Considering the swift and ubiquitous trend towards higher resolution displays, perhaps the ETL feature itself is obsolete. (Its only real purpose, as far as I can tell, is to prevent fine lines from disappearing, and there are almost certainly better algorithms for doing that.)
Although the thread is indeed old, it was especially helpful. I've been running into the issue it addresses consistently for about a decade. Isn't it at all relevant that people still need this information? Adobe can certainly fix this problem.
Respectfully,
Allen
[changed "four-control-point" to "four-anchor-point" - ac]
Yes, this is a rendering (anti-aliasing) bug/flaw that Acrobat introduced back around version 5. Older versions of Acrobat did not have this issue. So, I do believe it is up to the Acrobat team to correct this issue they introduced.
I've attached a screen shot from Acrobat and Preview to see the difference. The rectangluar outlines should be anti-aliased.
If you have a PDF with a lowercase "L" as type, Acrobat will anti-alias (smooth) it's edges correctly. If you convert this type to outlines or draw a thin recangular shape, Acrobat stops anti-aliasing these paths, which makes them appear innacurately thicker and out of place next to other complex paths.
It stems from the "Enance Thin Lines" preference which is useful for making the onscreen appearance of thin strokes remain bold by not anti-aliasing them into nothing. The solution is that Acrobat should only "enhance" strokes, but not rectangles as it once did in older versions.
Why is this an issue if it's for print only?

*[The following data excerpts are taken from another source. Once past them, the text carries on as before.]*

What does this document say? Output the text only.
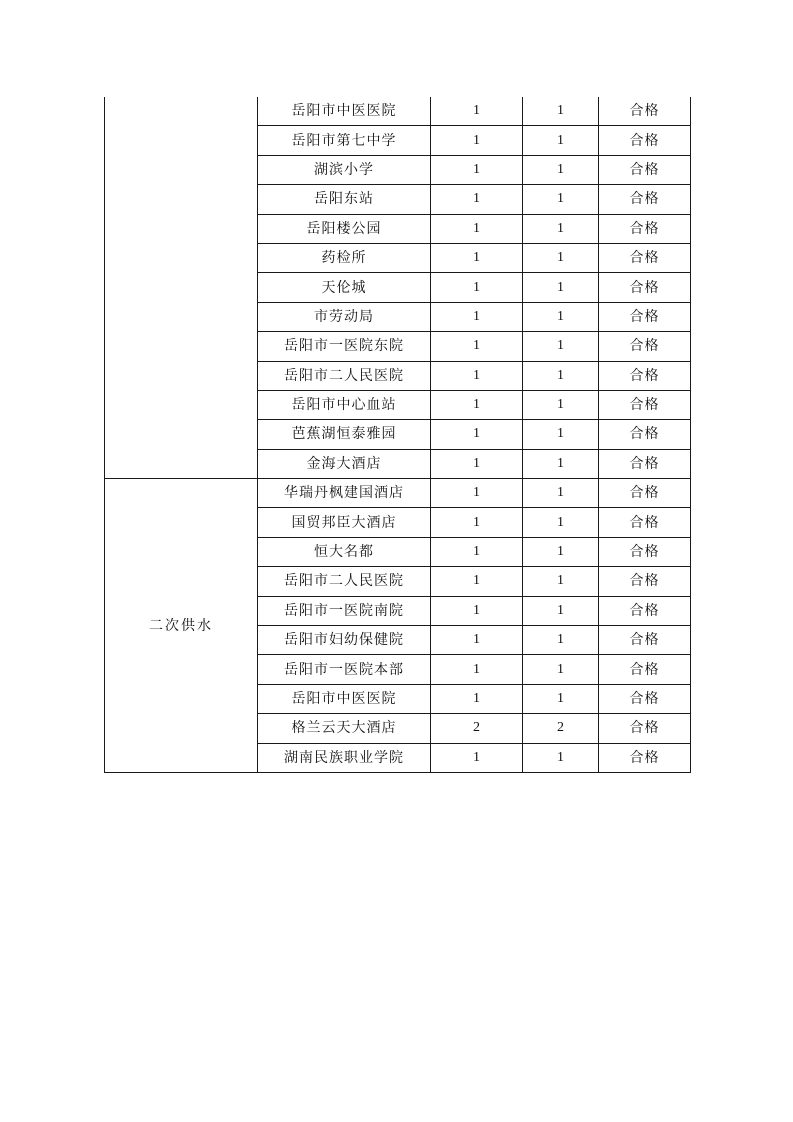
	岳阳市中医医院	1	1	合格
	岳阳市第七中学	1	1	合格
	湖滨小学	1	1	合格
	岳阳东站	1	1	合格
	岳阳楼公园	1	1	合格
	药检所	1	1	合格
	天伦城	1	1	合格
	市劳动局	1	1	合格
	岳阳市一医院东院	1	1	合格
	岳阳市二人民医院	1	1	合格
	岳阳市中心血站	1	1	合格
	芭蕉湖恒泰雅园	1	1	合格
	金海大酒店	1	1	合格
二次供水	华瑞丹枫建国酒店	1	1	合格
	国贸邦臣大酒店	1	1	合格
	恒大名都	1	1	合格
	岳阳市二人民医院	1	1	合格
	岳阳市一医院南院	1	1	合格
	岳阳市妇幼保健院	1	1	合格
	岳阳市一医院本部	1	1	合格
	岳阳市中医医院	1	1	合格
	格兰云天大酒店	2	2	合格
	湖南民族职业学院	1	1	合格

Seriously, you already know you shouldn't be doing this anyway. If you
need a PDF for screen just create one.
You can't begin to tell me that a press ready PDF with outlined type is
going to be preferred to one optimized for online viewing with real type.
Finally, this isn't an InDesign issue, it's an Acrobat issue and should
probably be discussed in the Acrobat forum.
Bob
NickLW <mailto:forums_noreply@adobe.com>
Saturday, January 19, 2013 1:22 PM
>
Re: Thick letter L in pdf
created by NickLW <http://forums.adobe.com/people/NickLW> in
/InDesign/ - View the full discussion
Bob, I completely agree that this discussion should be on the Acrobat forum. But I couldn't resist responding to Matt's summary of the situation. That precipitated further discussion, which was also hard to resist. And your post is also irresistible. It's a catch-22! What's a lad to do?

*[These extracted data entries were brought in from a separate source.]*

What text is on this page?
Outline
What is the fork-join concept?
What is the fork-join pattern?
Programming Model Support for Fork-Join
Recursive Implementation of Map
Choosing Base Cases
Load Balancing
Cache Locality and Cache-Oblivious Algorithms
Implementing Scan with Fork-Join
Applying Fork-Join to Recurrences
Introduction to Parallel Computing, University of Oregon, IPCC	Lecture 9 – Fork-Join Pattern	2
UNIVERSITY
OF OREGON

Why is this an issue if it's for print only? Well, for one thing, people send PDFs back and forth as "soft proofs" all the time, and the "four-anchor-rectangle" bug causes enough confusion to be worth fixing.

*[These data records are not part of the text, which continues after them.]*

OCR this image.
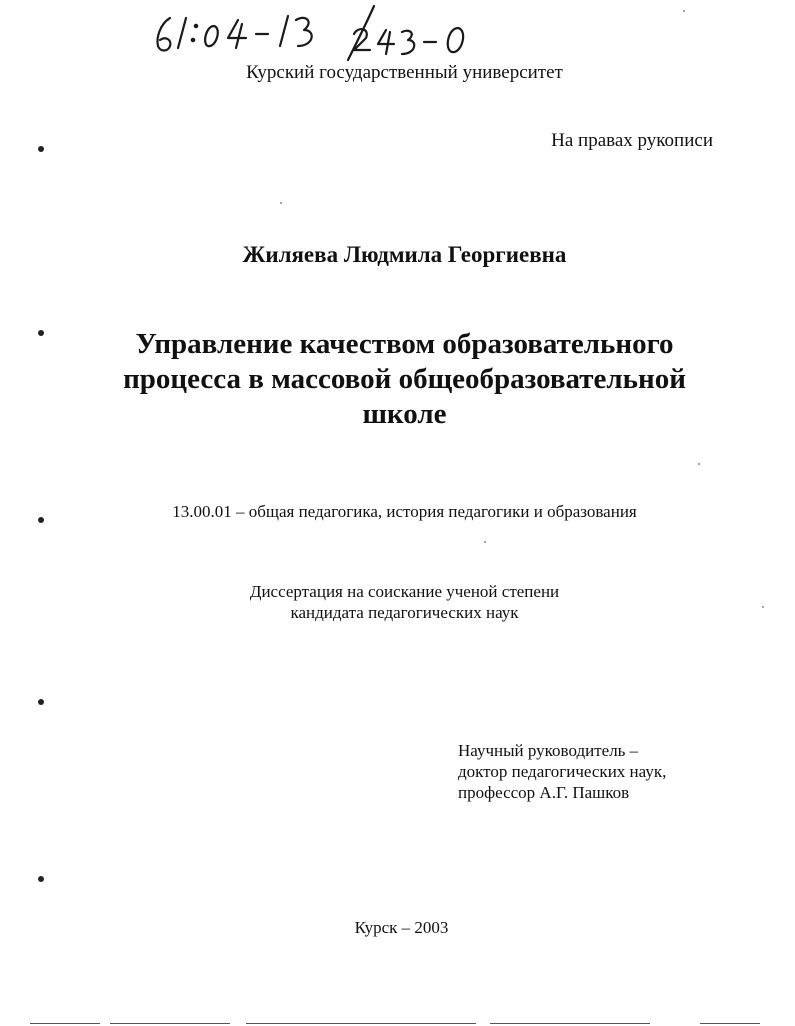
Курский государственный университет
На правах рукописи
Жиляева Людмила Георгиевна
Управление качеством образовательного
процесса в массовой общеобразовательной
школе
13.00.01 – общая педагогика, история педагогики и образования
Диссертация на соискание ученой степени
кандидата педагогических наук
Научный руководитель –
доктор педагогических наук,
профессор А.Г. Пашков
Курск – 2003
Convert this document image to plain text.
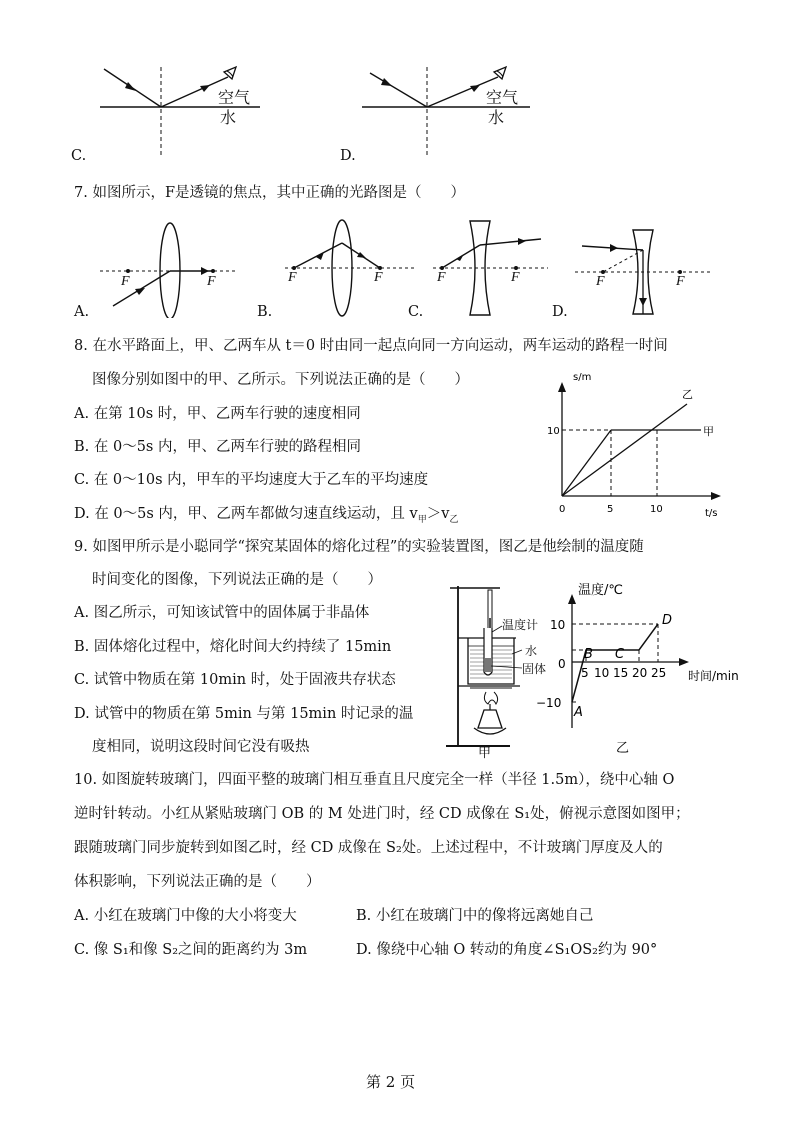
空气
水
C.
空气
水
D.
7. 如图所示，F是透镜的焦点，其中正确的光路图是（　　）
F	F
A.
F	F
B.
F	F
C.
F	F
D.
8. 在水平路面上，甲、乙两车从 t＝0 时由同一起点向同一方向运动，两车运动的路程一时间
图像分别如图中的甲、乙所示。下列说法正确的是（　　）
A. 在第 10s 时，甲、乙两车行驶的速度相同
B. 在 0～5s 内，甲、乙两车行驶的路程相同
C. 在 0～10s 内，甲车的平均速度大于乙车的平均速度
D. 在 0～5s 内，甲、乙两车都做匀速直线运动，且 $v_甲>v_乙$
s/m
t/s
0	5	10
10	甲
乙
9. 如图甲所示是小聪同学“探究某固体的熔化过程”的实验装置图，图乙是他绘制的温度随
时间变化的图像，下列说法正确的是（　　）
A. 图乙所示，可知该试管中的固体属于非晶体
B. 固体熔化过程中，熔化时间大约持续了 15min
C. 试管中物质在第 10min 时，处于固液共存状态
D. 试管中的物质在第 5min 与第 15min 时记录的温
度相同，说明这段时间它没有吸热
温度计
水
固体
甲
温度/℃
时间/min
10
0
−10
5 10 15 20 25
A
B C
D
乙
10. 如图旋转玻璃门，四面平整的玻璃门相互垂直且尺度完全一样（半径 1.5m），绕中心轴 O
逆时针转动。小红从紧贴玻璃门 OB 的 M 处进门时，经 CD 成像在 S₁处，俯视示意图如图甲；
跟随玻璃门同步旋转到如图乙时，经 CD 成像在 S₂处。上述过程中，不计玻璃门厚度及人的
体积影响，下列说法正确的是（　　）
A. 小红在玻璃门中像的大小将变大	B. 小红在玻璃门中的像将远离她自己
C. 像 S₁和像 S₂之间的距离约为 3m	D. 像绕中心轴 O 转动的角度∠S₁OS₂约为 90°
第 2 页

A press-ready PDF with outlined type is indeed preferred by many a quick-print service center. Perhaps you just deal with the top-flight print houses; I have to work with what's available in small towns, many of whom can't print their way out of a paper bag. (To coin a phrase.)
As for "shouldn't be doing this anyway," well, gee, I'm really sorry.
I'll be sure everyone involved is dealt with, but since some of them are paying for "doing this," I have to go easy on them.
And I promise that I won't post any more replies on this thread. (Unless the temptation is truly irresistible.)